データが漏洩する原因の1つは、データ漏洩に対するIT支出が低いことでる。日本企業のセキュリティ支出は一環して増加しており、53%の企業が「支出を来年増加する予定だ」と回答している。しかし、優先順位の1位は「コンプライアンス/プライバシー要件」であり、データの漏洩の優先順位は低い。
畑瀬氏は、「クラウドを使うことも、新たな課題をもたらす」と指摘する。67%の企業がクラウド環境内で機密データを使っている。クラウドでは、暗号化、トークナイゼーション、可視化、機密データへのアクセス制御などの実現が難しくなる。
なお、タレスジャパンでは、ユーザー企業向けの事業として、CPL(クラウドプロテクション&ライセンシング)事業に注力している。ID&アクセス管理とデータ暗号化を両軸に製品・サービスを展開している。

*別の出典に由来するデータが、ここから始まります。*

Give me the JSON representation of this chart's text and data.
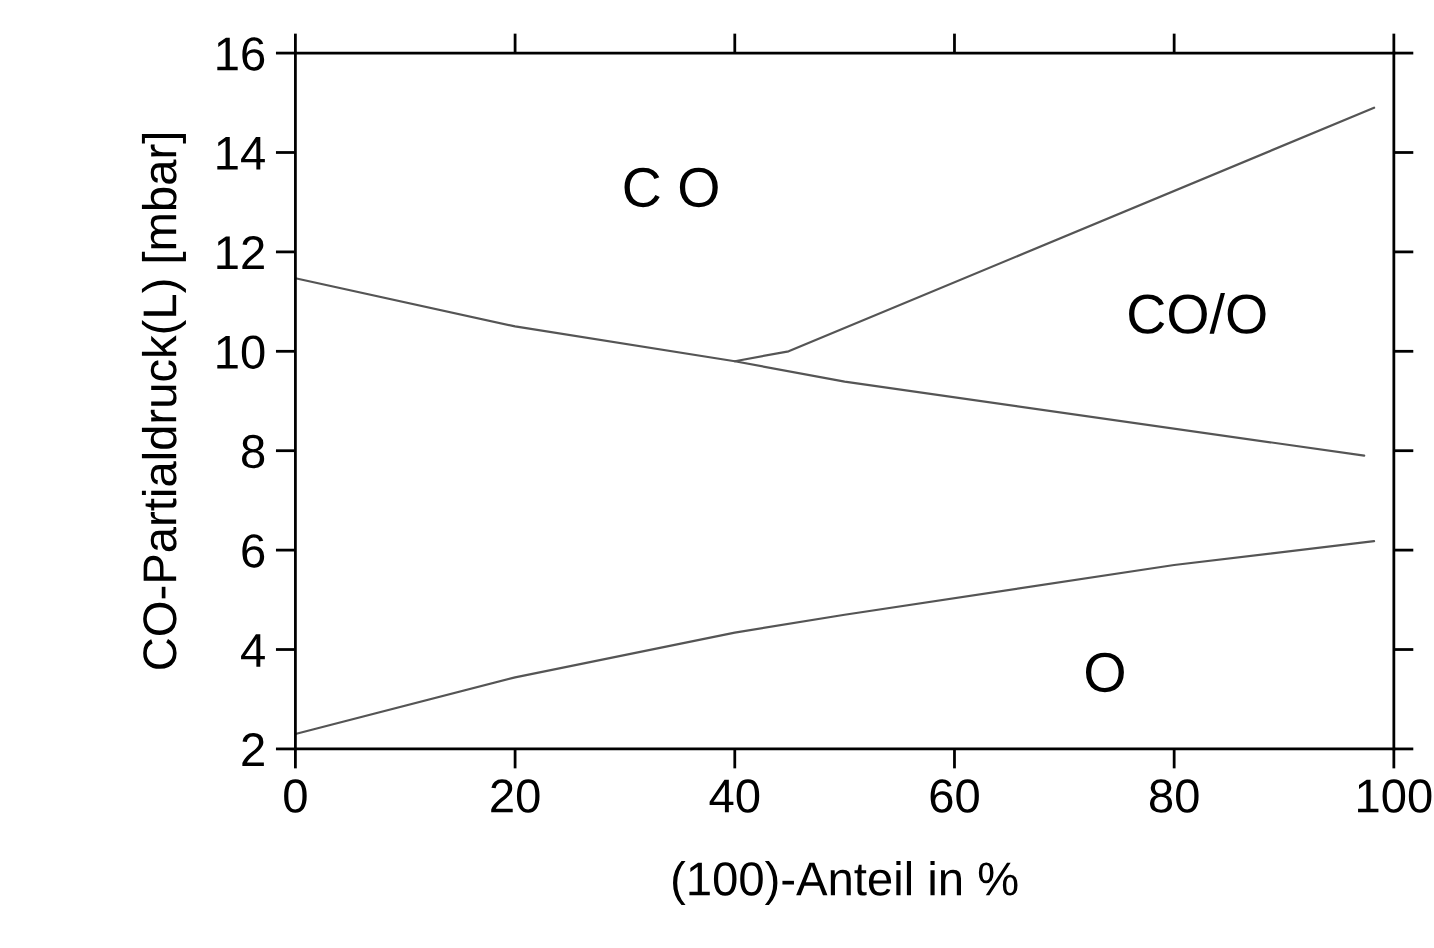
{
  "chart_data": {
    "type": "line",
    "xlabel": "(100)-Anteil in %",
    "ylabel": "CO-Partialdruck(L) [mbar]",
    "xlim": [
      0,
      100
    ],
    "ylim": [
      2,
      16
    ],
    "xticks": [
      0,
      20,
      40,
      60,
      80,
      100
    ],
    "yticks": [
      2,
      4,
      6,
      8,
      10,
      12,
      14,
      16
    ],
    "marker": "none",
    "line_style": "solid",
    "series": [
      {
        "color": "#555555",
        "x": [
          0,
          20,
          40,
          50,
          97.3
        ],
        "values": [
          11.47,
          10.5,
          9.8,
          9.39,
          7.9
        ]
      },
      {
        "color": "#555555",
        "x": [
          40,
          44.9,
          98.2
        ],
        "values": [
          9.8,
          10.0,
          14.9
        ]
      },
      {
        "color": "#555555",
        "x": [
          0,
          20,
          40,
          50,
          80,
          98.2
        ],
        "values": [
          2.3,
          3.44,
          4.34,
          4.7,
          5.7,
          6.18
        ]
      }
    ],
    "annotations": [
      "C O",
      "CO/O",
      "O"
    ]
  }
}
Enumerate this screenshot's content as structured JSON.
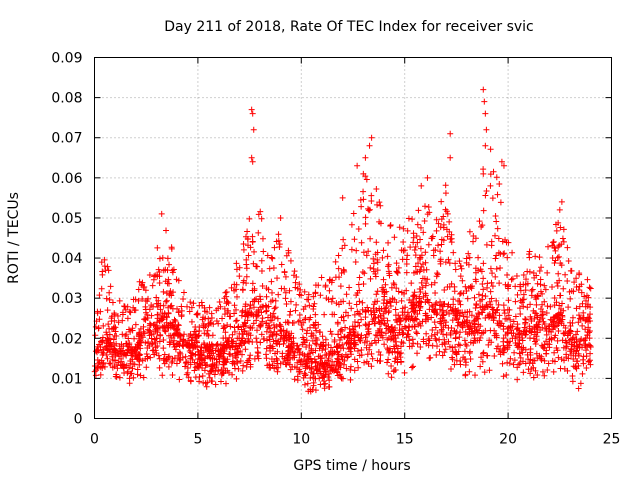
{
  "chart_data": {
    "type": "scatter",
    "title": "Day 211 of 2018, Rate Of TEC Index for receiver svic",
    "xlabel": "GPS time / hours",
    "ylabel": "ROTI / TECUs",
    "xlim": [
      0,
      25
    ],
    "ylim": [
      0,
      0.09
    ],
    "xticks": [
      "0",
      "5",
      "10",
      "15",
      "20",
      "25"
    ],
    "yticks": [
      "0",
      "0.01",
      "0.02",
      "0.03",
      "0.04",
      "0.05",
      "0.06",
      "0.07",
      "0.08",
      "0.09"
    ],
    "grid": true,
    "marker": "+",
    "color": "#ff0000",
    "series": [
      {
        "name": "svic",
        "envelope_hours": [
          0,
          0.5,
          1,
          1.5,
          2,
          2.5,
          3,
          3.5,
          4,
          4.5,
          5,
          5.5,
          6,
          6.5,
          7,
          7.5,
          8,
          8.5,
          9,
          9.5,
          10,
          10.5,
          11,
          11.5,
          12,
          12.5,
          13,
          13.5,
          14,
          14.5,
          15,
          15.5,
          16,
          16.5,
          17,
          17.5,
          18,
          18.5,
          19,
          19.5,
          20,
          20.5,
          21,
          21.5,
          22,
          22.5,
          23,
          23.5,
          24
        ],
        "median_roti": [
          0.018,
          0.02,
          0.017,
          0.016,
          0.018,
          0.021,
          0.024,
          0.025,
          0.022,
          0.018,
          0.017,
          0.016,
          0.017,
          0.018,
          0.021,
          0.027,
          0.026,
          0.024,
          0.022,
          0.019,
          0.016,
          0.015,
          0.015,
          0.017,
          0.019,
          0.022,
          0.026,
          0.027,
          0.024,
          0.021,
          0.024,
          0.028,
          0.03,
          0.027,
          0.026,
          0.025,
          0.024,
          0.026,
          0.028,
          0.027,
          0.023,
          0.021,
          0.022,
          0.023,
          0.024,
          0.026,
          0.021,
          0.018,
          0.022
        ],
        "upper_roti": [
          0.033,
          0.04,
          0.032,
          0.028,
          0.033,
          0.036,
          0.042,
          0.05,
          0.038,
          0.032,
          0.03,
          0.028,
          0.03,
          0.033,
          0.043,
          0.05,
          0.054,
          0.044,
          0.048,
          0.04,
          0.032,
          0.033,
          0.038,
          0.036,
          0.046,
          0.052,
          0.062,
          0.066,
          0.051,
          0.047,
          0.049,
          0.053,
          0.057,
          0.049,
          0.06,
          0.05,
          0.045,
          0.052,
          0.07,
          0.062,
          0.046,
          0.041,
          0.043,
          0.042,
          0.044,
          0.054,
          0.042,
          0.036,
          0.034
        ],
        "lower_roti": [
          0.008,
          0.009,
          0.008,
          0.007,
          0.008,
          0.009,
          0.01,
          0.011,
          0.009,
          0.008,
          0.007,
          0.007,
          0.008,
          0.008,
          0.009,
          0.01,
          0.01,
          0.009,
          0.009,
          0.008,
          0.007,
          0.006,
          0.006,
          0.007,
          0.008,
          0.008,
          0.009,
          0.01,
          0.009,
          0.008,
          0.009,
          0.011,
          0.012,
          0.01,
          0.01,
          0.009,
          0.009,
          0.01,
          0.01,
          0.01,
          0.009,
          0.008,
          0.009,
          0.009,
          0.009,
          0.009,
          0.008,
          0.007,
          0.008
        ],
        "points_per_hour": 120,
        "outliers": [
          {
            "x": 7.6,
            "y": 0.077
          },
          {
            "x": 7.65,
            "y": 0.076
          },
          {
            "x": 7.7,
            "y": 0.072
          },
          {
            "x": 7.6,
            "y": 0.065
          },
          {
            "x": 7.65,
            "y": 0.064
          },
          {
            "x": 3.25,
            "y": 0.051
          },
          {
            "x": 13.1,
            "y": 0.065
          },
          {
            "x": 13.3,
            "y": 0.068
          },
          {
            "x": 13.4,
            "y": 0.07
          },
          {
            "x": 12.7,
            "y": 0.063
          },
          {
            "x": 13.0,
            "y": 0.061
          },
          {
            "x": 15.8,
            "y": 0.058
          },
          {
            "x": 16.1,
            "y": 0.06
          },
          {
            "x": 17.2,
            "y": 0.071
          },
          {
            "x": 17.2,
            "y": 0.065
          },
          {
            "x": 18.8,
            "y": 0.082
          },
          {
            "x": 18.85,
            "y": 0.079
          },
          {
            "x": 18.9,
            "y": 0.076
          },
          {
            "x": 18.95,
            "y": 0.072
          },
          {
            "x": 18.9,
            "y": 0.068
          },
          {
            "x": 18.8,
            "y": 0.061
          },
          {
            "x": 19.7,
            "y": 0.064
          },
          {
            "x": 19.8,
            "y": 0.063
          },
          {
            "x": 22.6,
            "y": 0.054
          },
          {
            "x": 22.5,
            "y": 0.052
          },
          {
            "x": 0.35,
            "y": 0.039
          },
          {
            "x": 0.5,
            "y": 0.038
          },
          {
            "x": 9.0,
            "y": 0.05
          },
          {
            "x": 12.0,
            "y": 0.055
          },
          {
            "x": 14.3,
            "y": 0.048
          }
        ]
      }
    ]
  }
}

例えば、クラウドに置いたデータを暗号化する需要に応えるサービスとして、暗号鍵を管理するHSM(ハードウェアセキュリティモジュール)をクラウド上に配置し、利用量に応じて課金するビジネスも提供している。BYOK(自前の鍵をクラウドに持ち込んで利用)によって、オンプレミス環境とクラウド環境の暗号化キーを統合管理できるとしている。